4. Is your parent alert?

It’s an important ingredient in safe driving, and difficulties the elderly sometimes have with sleep -- combined with medications that can cause drowsiness -- can have an adverse effect on alertness levels.

5. Are they confused?

Senility, dementia or the beginnings of Alzheimer’s can have a huge effect on an elderly parent’s behavior behind the wheel – decisions can be wrong, signs misunderstood, reactions delayed.

6. Are you noticing dings and dents?

A tipoff that your parent is having trouble driving is that they’re getting into small, unreported accidents – backing into light posts in the supermarket parking lot, taking a turn too tightly and scraping a side door. Inspect your elderly parent’s car to see what’s happening. A cracked brake light or dented fender can be a warning sign of things to come.

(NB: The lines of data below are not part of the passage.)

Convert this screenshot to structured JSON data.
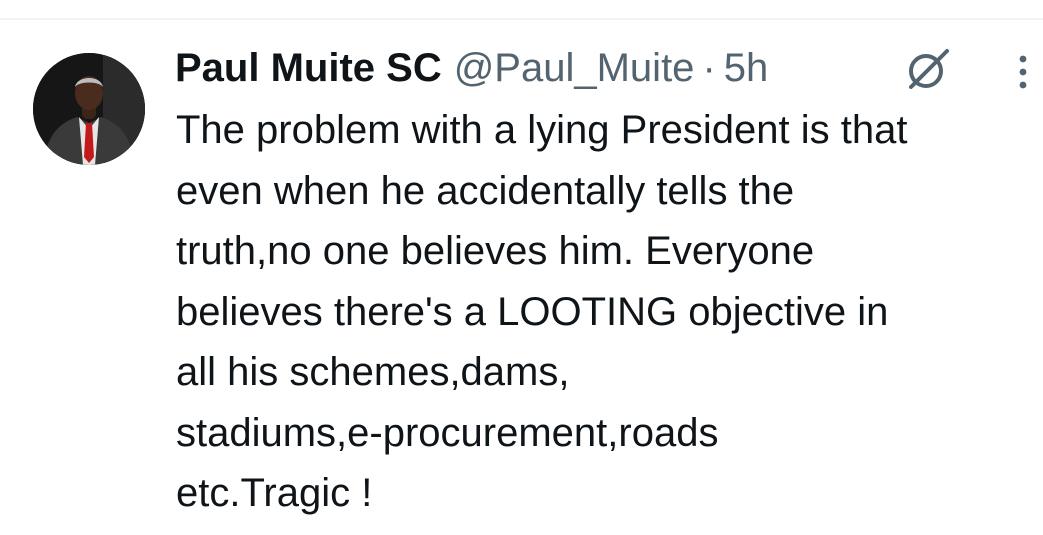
{
  "tweet": {
    "author": {
      "display_name": "Paul Muite SC",
      "handle": "@Paul_Muite",
      "avatar_icon": "profile-photo"
    },
    "separator": "·",
    "timestamp": "5h",
    "actions": {
      "grok_icon": "grok-icon",
      "more_icon": "more-options-icon"
    },
    "text_lines": [
      "The problem with a lying President is that",
      "even when he accidentally tells the",
      "truth,no one believes him. Everyone",
      "believes there's a LOOTING objective in",
      "all his schemes,dams,",
      "stadiums,e-procurement,roads",
      "etc.Tragic !"
    ]
  },
  "colors": {
    "text_primary": "#0f1419",
    "text_secondary": "#536471",
    "divider": "#eff3f4",
    "background": "#ffffff"
  }
}
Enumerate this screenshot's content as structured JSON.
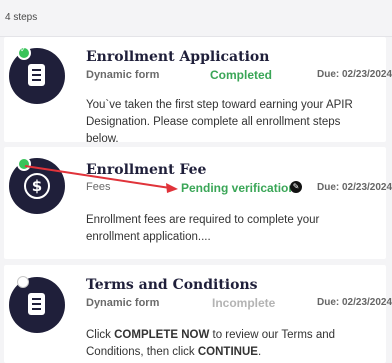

7. Have you driven with your parent lately?

Next time you visit, go for a ride or out for an errand, and let your parent take the wheel. Assess their driving objectively. If you’re noticing risks taken or close calls avoided, it may be time to act.

8. Have you accompanied your elderly parent to the doctor?

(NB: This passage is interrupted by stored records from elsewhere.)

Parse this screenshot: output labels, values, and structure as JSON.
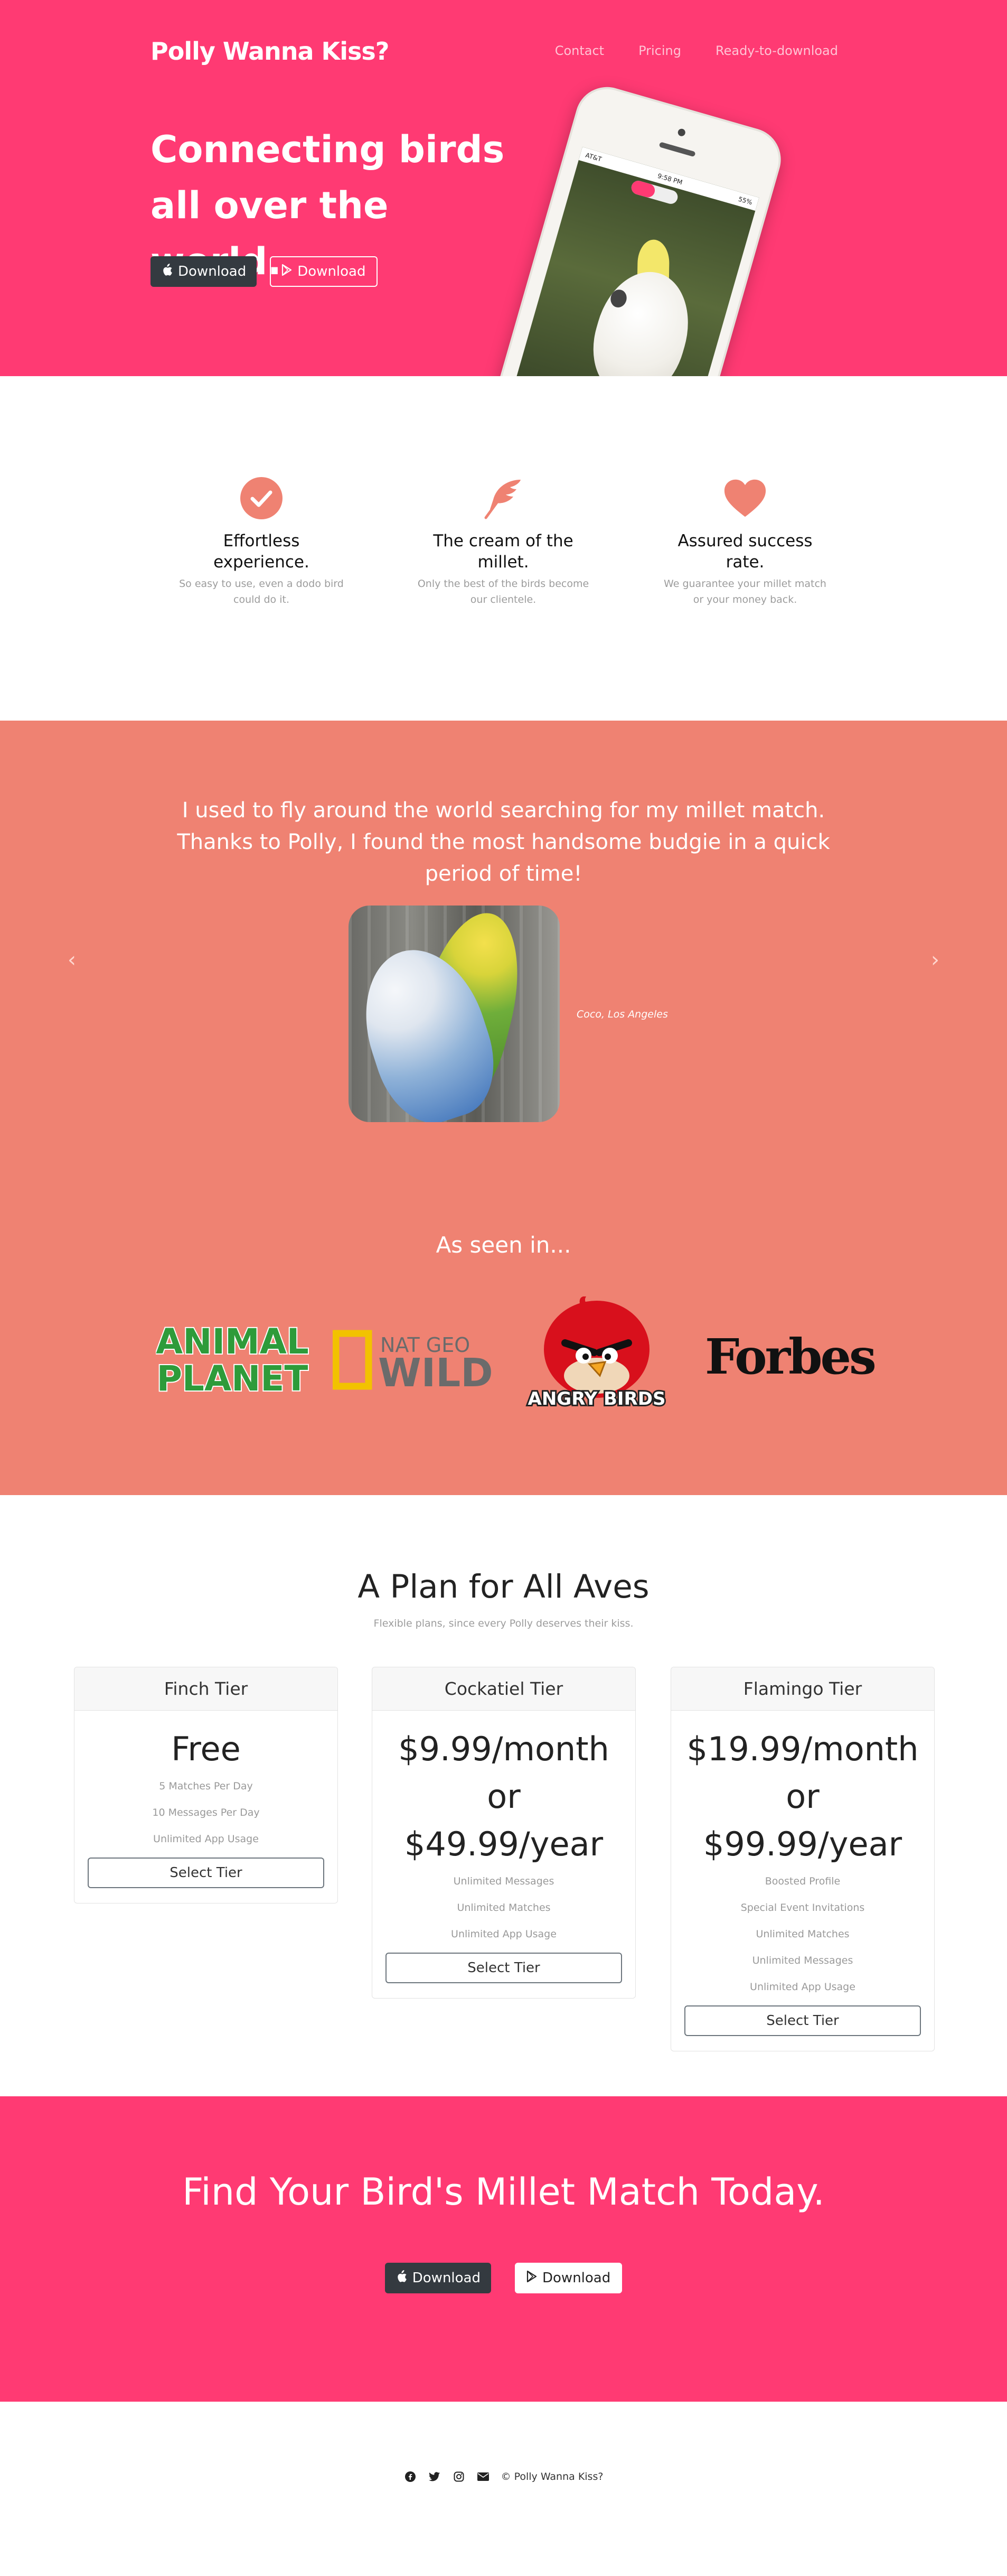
{
  "brand": "Polly Wanna Kiss?",
  "nav": {
    "contact": "Contact",
    "pricing": "Pricing",
    "download": "Ready-to-download"
  },
  "hero": {
    "title": "Connecting birds all over the world.",
    "apple_download": "Download",
    "google_download": "Download"
  },
  "phone": {
    "carrier": "AT&T",
    "time": "9:58 PM",
    "battery": "55%"
  },
  "features": [
    {
      "icon": "check-circle-icon",
      "title": "Effortless experience.",
      "text": "So easy to use, even a dodo bird could do it."
    },
    {
      "icon": "feather-icon",
      "title": "The cream of the millet.",
      "text": "Only the best of the birds become our clientele."
    },
    {
      "icon": "heart-icon",
      "title": "Assured success rate.",
      "text": "We guarantee your millet match or your money back."
    }
  ],
  "testimonial": {
    "quote": "I used to fly around the world searching for my millet match. Thanks to Polly, I found the most handsome budgie in a quick period of time!",
    "caption": "Coco, Los Angeles",
    "prev": "‹",
    "next": "›"
  },
  "seen": {
    "title": "As seen in...",
    "logos": {
      "animal_planet_1": "ANIMAL",
      "animal_planet_2": "PLANET",
      "nat_geo_1": "NAT GEO",
      "nat_geo_2": "WILD",
      "angry_birds": "ANGRY BIRDS",
      "forbes": "Forbes"
    }
  },
  "pricing": {
    "title": "A Plan for All Aves",
    "subtitle": "Flexible plans, since every Polly deserves their kiss.",
    "tiers": [
      {
        "name": "Finch Tier",
        "price": "Free",
        "price2": "",
        "features": [
          "5 Matches Per Day",
          "10 Messages Per Day",
          "Unlimited App Usage"
        ],
        "button": "Select Tier"
      },
      {
        "name": "Cockatiel Tier",
        "price": "$9.99/month",
        "price2": "or $49.99/year",
        "features": [
          "Unlimited Messages",
          "Unlimited Matches",
          "Unlimited App Usage"
        ],
        "button": "Select Tier"
      },
      {
        "name": "Flamingo Tier",
        "price": "$19.99/month",
        "price2": "or $99.99/year",
        "features": [
          "Boosted Profile",
          "Special Event Invitations",
          "Unlimited Matches",
          "Unlimited Messages",
          "Unlimited App Usage"
        ],
        "button": "Select Tier"
      }
    ]
  },
  "cta": {
    "title": "Find Your Bird's Millet Match Today.",
    "apple_download": "Download",
    "google_download": "Download"
  },
  "footer": {
    "copyright": "© Polly Wanna Kiss?"
  },
  "colors": {
    "pink": "#ff3a73",
    "salmon": "#ef8272",
    "dark": "#343a40"
  }
}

You should. A physician can give you a frank and true assessment as to whether your elderly parent is competent to be driving, with a particular eye on side effects from prescription medications he or she might be taking.

Preparing for the conversation

When you do come to the conclusion that your parent shouldn’t be driving, it’s never an easy conversation to have. For many families, it’s one of the first times that roles are reversed, and “the child becomes the parent” – an uncomfortable and melancholy feeling for many. Remembering the following will make things a bit easier:

  1. Don't have a confrontation. Make it a sympathetic conversation with your parent, imagining how you would feel if you were in their position. Remember that giving up driving brings with it intimations of decline, end-of-life and other fraught topics.
  2. Sit down as a group. Ask siblings or spouses to sit down together with your elderly parent, and make it a family discussion based on love and caring, not a one-on-one.
  3. Don't accuse. Base the car keys discussion on loving care for your parent’s well-being and safety, and your concern about them hurting other drivers or pedestrians. Taking the car keys is not a punishment.
  4. Remind them of options. Be certain to remind your parent that you are there for them to shepherd them to and from appointments, errands and social activities – and if they prefer and economics allow, a companion driver can even be hired to keep them mobile and shuttling about town as actively as ever.

As hard as it is to take away your parent’s car keys, there are ways to do it to lessen the embarrassment and avoid offending. What’s most important is that you do it when you sense the possibility of harm and not wait for a phone call from the police or emergency room after your parent has been in an accident. If you act out of caring concern and in a timely manner, that need never happen.